Food media shapes our understanding of the world

Graduate Student Spotlight: Andrew Kleinke

PhD student in Literature and Cultural Theory

I’ve spent my time at UWM exploring how the processes of globalization have completely transformed what Americans eat. Multinational corporations have granted American consumers greater access to new cuisines, while improvements in digital media technologies have allowed people from around the world to share their meals instantaneously. Magazines like Bon Appétit and Food & Wine, two of the most prominent food media outlets in the United States, encourage readers to celebrate this abundance by eating and cooking a wide array of foods from immigrant communities. But instead of democratizing food production and consumption, the globalization of food and the discourse surrounding it have mostly served the interests of agricultural industries and transnational media corporations.

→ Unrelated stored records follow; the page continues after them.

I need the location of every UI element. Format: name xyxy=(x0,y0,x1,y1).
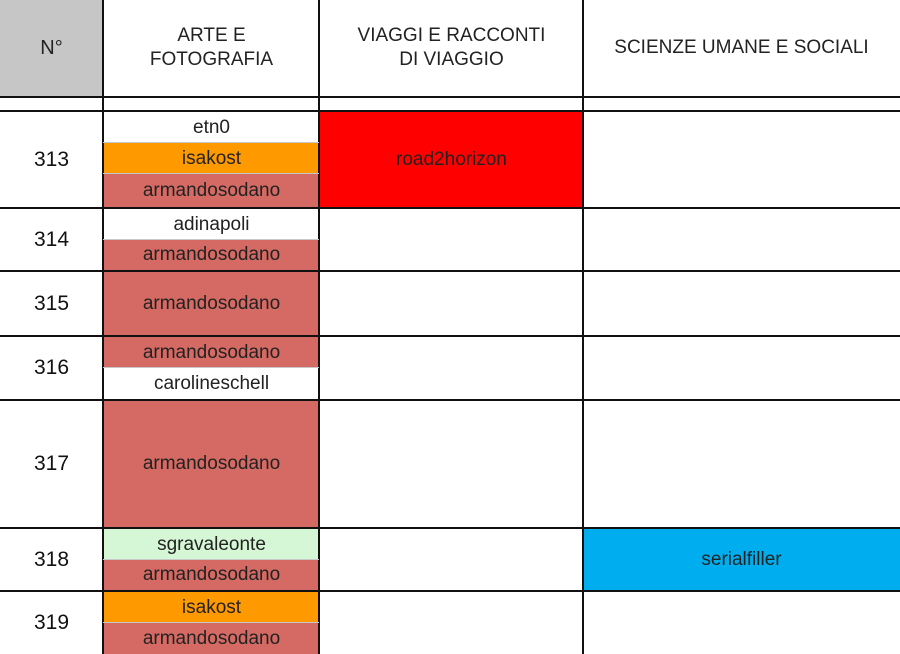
header-divider xyxy=(0,96,900,98)
empty-cell[interactable] xyxy=(320,401,583,527)
empty-cell[interactable] xyxy=(320,272,583,335)
row-number[interactable]: 315 xyxy=(0,272,103,335)
header-viaggi[interactable]: VIAGGI E RACCONTI DI VIAGGIO xyxy=(357,25,546,70)
user-cell[interactable]: road2horizon xyxy=(320,112,583,207)
empty-cell[interactable] xyxy=(583,592,900,654)
user-cell[interactable]: serialfiller xyxy=(583,529,900,590)
empty-cell[interactable] xyxy=(583,401,900,527)
empty-cell[interactable] xyxy=(583,209,900,270)
empty-cell[interactable] xyxy=(320,337,583,399)
empty-cell[interactable] xyxy=(320,529,583,590)
empty-cell[interactable] xyxy=(583,112,900,207)
column-divider xyxy=(582,0,584,654)
row-divider xyxy=(0,335,900,337)
empty-cell[interactable] xyxy=(583,337,900,399)
row-divider xyxy=(0,207,900,209)
user-cell[interactable]: adinapoli xyxy=(103,209,320,240)
row-divider xyxy=(0,399,900,401)
cell-divider xyxy=(103,173,319,174)
header-divider xyxy=(0,110,900,112)
cell-divider xyxy=(103,142,319,143)
empty-cell[interactable] xyxy=(320,209,583,270)
user-cell[interactable]: armandosodano xyxy=(103,174,320,207)
cell-divider xyxy=(103,367,319,368)
user-cell[interactable]: sgravaleonte xyxy=(103,529,320,560)
row-number[interactable]: 319 xyxy=(0,592,103,654)
empty-cell[interactable] xyxy=(583,272,900,335)
row-number[interactable]: 318 xyxy=(0,529,103,590)
row-divider xyxy=(0,270,900,272)
user-cell[interactable]: armandosodano xyxy=(103,240,320,270)
row-number[interactable]: 313 xyxy=(0,112,103,207)
cell-divider xyxy=(103,559,319,560)
user-cell[interactable]: etn0 xyxy=(103,112,320,143)
row-divider xyxy=(0,527,900,529)
row-number[interactable]: 314 xyxy=(0,209,103,270)
user-cell[interactable]: armandosodano xyxy=(103,337,320,368)
header-number[interactable]: N° xyxy=(0,0,103,96)
user-cell[interactable]: armandosodano xyxy=(103,401,320,527)
user-cell[interactable]: isakost xyxy=(103,143,320,174)
row-number[interactable]: 316 xyxy=(0,337,103,399)
empty-cell[interactable] xyxy=(320,592,583,654)
user-cell[interactable]: armandosodano xyxy=(103,560,320,590)
cell-divider xyxy=(103,239,319,240)
user-cell[interactable]: carolineschell xyxy=(103,368,320,399)
row-number[interactable]: 317 xyxy=(0,401,103,527)
user-cell[interactable]: isakost xyxy=(103,592,320,623)
column-divider xyxy=(318,0,320,654)
column-divider xyxy=(102,0,104,654)
header-scienze[interactable]: SCIENZE UMANE E SOCIALI xyxy=(614,37,869,58)
row-divider xyxy=(0,590,900,592)
header-arte-fotografia[interactable]: ARTE E FOTOGRAFIA xyxy=(149,25,274,70)
user-cell[interactable]: armandosodano xyxy=(103,623,320,654)
user-cell[interactable]: armandosodano xyxy=(103,272,320,335)
cell-divider xyxy=(103,622,319,623)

My dissertation looks at a range of food-focused novels, travelogues, memoirs, and even TV shows. I argue that these texts push back against globalization’s simplistic narratives of abundance. The first chapter examines culinary memoirs to analyze how immigrant and diasporic communities reproduce specific dishes to maintain active connections to their homelands, critiquing nationalistic calls to assimilate and forget. Later chapters explore the function of major media figures, such as Anthony Bourdain, who serve as cultural translators and intermediaries to American audiences. My work ultimately encourages American consumers to engage more closely with the historical dimensions of our nation’s agricultural and dining practices.